Bayesian Blocks Histogram

This example demonstrates the Bayesian Blocks optimal histogram binning algorithm, which uses dynamic programming to find optimal change points in data distributions.

Overview

The Bayesian Blocks algorithm (Scargle et al., 2013) is an adaptive histogram method that automatically determines the optimal number and placement of bins based on the data structure. Unlike fixed-width methods (Sturges, Scott, etc.), it detects change points and adjusts bin widths to match data density.

Running the Example

cargo run --example bayesian_blocks_histogram

Key Concepts

Adaptive Binning

Bayesian Blocks adapts bin placement to data structure:

Dense regions: Narrower bins to capture detail
Sparse regions: Wider bins to avoid overfitting
Gaps: Natural bin boundaries at distribution changes

Algorithm Features

O(n²) Dynamic Programming: Finds globally optimal binning
Fitness Function: Balances bin width uniformity vs. model complexity
Prior Penalty: Prevents overfitting by penalizing excessive bins
Change Point Detection: Identifies discontinuities automatically

When to Use Bayesian Blocks

Use Bayesian Blocks when:

Data has non-uniform distribution
Detecting change points is important
Automatic bin selection is preferred
Data contains clusters or gaps

Avoid when:

Dataset is very large (O(n²) complexity)
Simple fixed-width binning suffices
Deterministic bin count is required

Example Output

Example 1: Uniform Distribution

For uniformly distributed data (1, 2, 3, ..., 20):

Bayesian Blocks: 2 bins
Sturges Rule:    6 bins

→ Bayesian Blocks uses fewer bins for uniform data

Example 2: Two Distinct Clusters

For data with two separated clusters:

Data: Cluster 1 (1.0-2.0), Cluster 2 (9.0-10.0)
Gap: 2.0 to 9.0

Bayesian Blocks Result:
  Number of bins: 3
  Bin edges: [0.99, 1.05, 5.50, 10.01]

→ Algorithm detected the gap and created separate bins for each cluster!

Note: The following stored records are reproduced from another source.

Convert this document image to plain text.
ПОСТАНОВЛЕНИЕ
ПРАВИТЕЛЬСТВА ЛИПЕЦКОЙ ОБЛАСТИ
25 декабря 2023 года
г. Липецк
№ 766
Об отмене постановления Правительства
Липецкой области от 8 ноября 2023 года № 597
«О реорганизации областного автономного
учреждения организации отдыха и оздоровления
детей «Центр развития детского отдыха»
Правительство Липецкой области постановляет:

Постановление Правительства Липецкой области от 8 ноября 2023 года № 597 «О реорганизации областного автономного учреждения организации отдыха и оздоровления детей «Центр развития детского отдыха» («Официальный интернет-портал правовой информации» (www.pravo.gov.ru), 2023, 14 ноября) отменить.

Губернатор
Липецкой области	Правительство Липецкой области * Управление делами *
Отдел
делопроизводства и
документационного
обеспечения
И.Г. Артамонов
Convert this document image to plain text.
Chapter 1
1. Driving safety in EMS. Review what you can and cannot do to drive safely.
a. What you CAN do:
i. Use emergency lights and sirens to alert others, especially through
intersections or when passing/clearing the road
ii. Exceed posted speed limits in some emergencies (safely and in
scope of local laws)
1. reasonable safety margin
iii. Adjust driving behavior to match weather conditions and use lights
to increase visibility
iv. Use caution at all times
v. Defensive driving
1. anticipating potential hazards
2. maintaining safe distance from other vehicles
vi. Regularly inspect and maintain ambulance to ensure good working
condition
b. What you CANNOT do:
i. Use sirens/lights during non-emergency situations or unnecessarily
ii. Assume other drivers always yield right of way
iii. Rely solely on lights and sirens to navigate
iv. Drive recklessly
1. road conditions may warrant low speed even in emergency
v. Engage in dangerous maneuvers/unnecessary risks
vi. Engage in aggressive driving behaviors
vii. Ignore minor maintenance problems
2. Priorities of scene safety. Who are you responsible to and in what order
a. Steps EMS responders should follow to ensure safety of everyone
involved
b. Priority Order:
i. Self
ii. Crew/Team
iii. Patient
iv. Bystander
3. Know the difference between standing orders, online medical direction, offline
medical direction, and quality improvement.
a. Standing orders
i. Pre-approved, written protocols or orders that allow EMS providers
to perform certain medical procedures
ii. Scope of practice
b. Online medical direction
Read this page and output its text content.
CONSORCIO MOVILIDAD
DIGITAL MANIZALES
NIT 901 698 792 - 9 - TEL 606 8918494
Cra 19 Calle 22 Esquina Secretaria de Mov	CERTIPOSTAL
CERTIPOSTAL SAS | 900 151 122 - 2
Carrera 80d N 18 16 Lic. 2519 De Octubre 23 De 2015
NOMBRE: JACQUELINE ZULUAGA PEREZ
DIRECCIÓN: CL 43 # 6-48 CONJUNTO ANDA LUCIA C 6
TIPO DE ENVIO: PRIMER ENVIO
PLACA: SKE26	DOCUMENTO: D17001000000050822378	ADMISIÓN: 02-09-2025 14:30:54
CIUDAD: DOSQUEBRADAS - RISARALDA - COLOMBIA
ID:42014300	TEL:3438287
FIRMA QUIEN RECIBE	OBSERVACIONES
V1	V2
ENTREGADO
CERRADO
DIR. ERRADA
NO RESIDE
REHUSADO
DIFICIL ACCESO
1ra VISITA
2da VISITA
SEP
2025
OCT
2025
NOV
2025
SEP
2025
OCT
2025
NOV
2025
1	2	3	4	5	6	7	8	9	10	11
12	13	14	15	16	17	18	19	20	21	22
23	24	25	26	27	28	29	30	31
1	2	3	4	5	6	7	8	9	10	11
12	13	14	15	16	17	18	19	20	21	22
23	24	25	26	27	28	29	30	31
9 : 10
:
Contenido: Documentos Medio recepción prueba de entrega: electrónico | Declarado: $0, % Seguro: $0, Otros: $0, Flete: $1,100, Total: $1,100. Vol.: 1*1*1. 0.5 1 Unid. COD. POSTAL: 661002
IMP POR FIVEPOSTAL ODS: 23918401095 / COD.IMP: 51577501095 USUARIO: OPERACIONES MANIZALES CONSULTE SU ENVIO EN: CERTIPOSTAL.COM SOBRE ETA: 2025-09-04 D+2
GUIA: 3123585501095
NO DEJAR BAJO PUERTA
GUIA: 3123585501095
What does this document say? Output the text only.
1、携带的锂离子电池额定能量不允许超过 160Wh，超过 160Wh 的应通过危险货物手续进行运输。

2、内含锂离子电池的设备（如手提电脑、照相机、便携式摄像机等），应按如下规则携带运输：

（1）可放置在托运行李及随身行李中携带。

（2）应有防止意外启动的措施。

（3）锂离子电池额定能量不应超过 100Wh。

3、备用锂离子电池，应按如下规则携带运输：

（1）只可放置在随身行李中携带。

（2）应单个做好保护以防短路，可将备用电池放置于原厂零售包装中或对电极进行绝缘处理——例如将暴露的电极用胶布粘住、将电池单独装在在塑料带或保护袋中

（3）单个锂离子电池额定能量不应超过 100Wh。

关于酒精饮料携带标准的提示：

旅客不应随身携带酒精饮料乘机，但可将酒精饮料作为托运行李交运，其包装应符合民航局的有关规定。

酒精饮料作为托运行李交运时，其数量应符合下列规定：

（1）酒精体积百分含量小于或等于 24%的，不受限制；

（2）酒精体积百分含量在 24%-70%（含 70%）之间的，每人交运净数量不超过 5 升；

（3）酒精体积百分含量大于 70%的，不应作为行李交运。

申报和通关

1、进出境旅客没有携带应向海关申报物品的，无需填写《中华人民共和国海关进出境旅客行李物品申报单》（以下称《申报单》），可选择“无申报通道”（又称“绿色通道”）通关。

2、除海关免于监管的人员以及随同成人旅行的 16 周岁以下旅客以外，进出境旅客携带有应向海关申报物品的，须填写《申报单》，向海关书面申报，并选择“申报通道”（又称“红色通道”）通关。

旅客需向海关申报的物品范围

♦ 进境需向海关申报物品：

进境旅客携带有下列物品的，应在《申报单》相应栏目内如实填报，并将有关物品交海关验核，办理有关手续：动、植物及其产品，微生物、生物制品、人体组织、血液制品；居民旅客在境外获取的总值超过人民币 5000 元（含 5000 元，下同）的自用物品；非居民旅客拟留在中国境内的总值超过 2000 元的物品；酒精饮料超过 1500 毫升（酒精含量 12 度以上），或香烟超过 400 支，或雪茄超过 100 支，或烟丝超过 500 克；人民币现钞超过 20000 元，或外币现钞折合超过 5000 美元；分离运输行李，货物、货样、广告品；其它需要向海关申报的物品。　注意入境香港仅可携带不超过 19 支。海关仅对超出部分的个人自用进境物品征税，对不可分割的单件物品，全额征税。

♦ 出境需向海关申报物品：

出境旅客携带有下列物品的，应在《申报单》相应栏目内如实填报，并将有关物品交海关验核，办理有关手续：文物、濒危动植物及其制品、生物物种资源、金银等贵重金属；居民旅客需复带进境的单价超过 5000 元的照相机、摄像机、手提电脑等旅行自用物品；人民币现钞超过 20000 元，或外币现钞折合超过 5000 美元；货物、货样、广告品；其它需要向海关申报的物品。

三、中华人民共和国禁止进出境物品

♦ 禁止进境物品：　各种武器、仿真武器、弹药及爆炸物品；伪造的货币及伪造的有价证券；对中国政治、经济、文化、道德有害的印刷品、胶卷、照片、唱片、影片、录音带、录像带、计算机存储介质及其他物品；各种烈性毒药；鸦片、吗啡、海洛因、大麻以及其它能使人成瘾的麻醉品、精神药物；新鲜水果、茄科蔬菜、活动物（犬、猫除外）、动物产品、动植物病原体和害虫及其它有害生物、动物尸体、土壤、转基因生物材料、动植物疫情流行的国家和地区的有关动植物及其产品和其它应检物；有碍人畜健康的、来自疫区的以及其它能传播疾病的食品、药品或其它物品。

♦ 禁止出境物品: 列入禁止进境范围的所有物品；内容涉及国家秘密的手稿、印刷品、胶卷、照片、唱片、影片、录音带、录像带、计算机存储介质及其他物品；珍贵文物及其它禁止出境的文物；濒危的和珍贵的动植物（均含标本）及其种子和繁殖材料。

Example 3: Multiple Density Regions

For data with varying densities:

Data: Dense (1.0-2.0), Sparse (5, 7, 9), Dense (15.0-16.0)

Bayesian Blocks Result:
  Number of bins: 6

→ Algorithm adapts bin width to data density
  - Smaller bins in dense regions
  - Larger bins in sparse regions

Example 4: Method Comparison

Comparing Bayesian Blocks with fixed-width methods on clustered data:

Method                    # Bins    Adapts to Gap?
----------------------------------------------------
Bayesian Blocks              3      ✓ Yes
Sturges Rule                 5      ✓ Yes
Scott Rule                   2      ✓ Yes
Freedman-Diaconis             2      ✓ Yes
Square Root                  4      ✓ Yes

Implementation Details

Fitness Function

The algorithm uses a density-based fitness function:

let density_score = -block_range / block_count.sqrt();
let fitness = previous_best + density_score - ncp_prior;

Prefers blocks with low range relative to count
Prior penalty (ncp_prior = 0.5) prevents overfitting
Dynamic programming finds globally optimal solution

Edge Cases

The implementation handles:

Single value: Creates single bin around value
All same values: Creates single bin with margins
Small datasets: Works correctly with n=1, 2, 3
Large datasets: Tested up to 50+ samples

Algorithm Reference

The Bayesian Blocks algorithm is described in:

Scargle, J. D., et al. (2013). "Studies in Astronomical Time Series Analysis. VI. Bayesian Block Representations." The Astrophysical Journal, 764(2), 167.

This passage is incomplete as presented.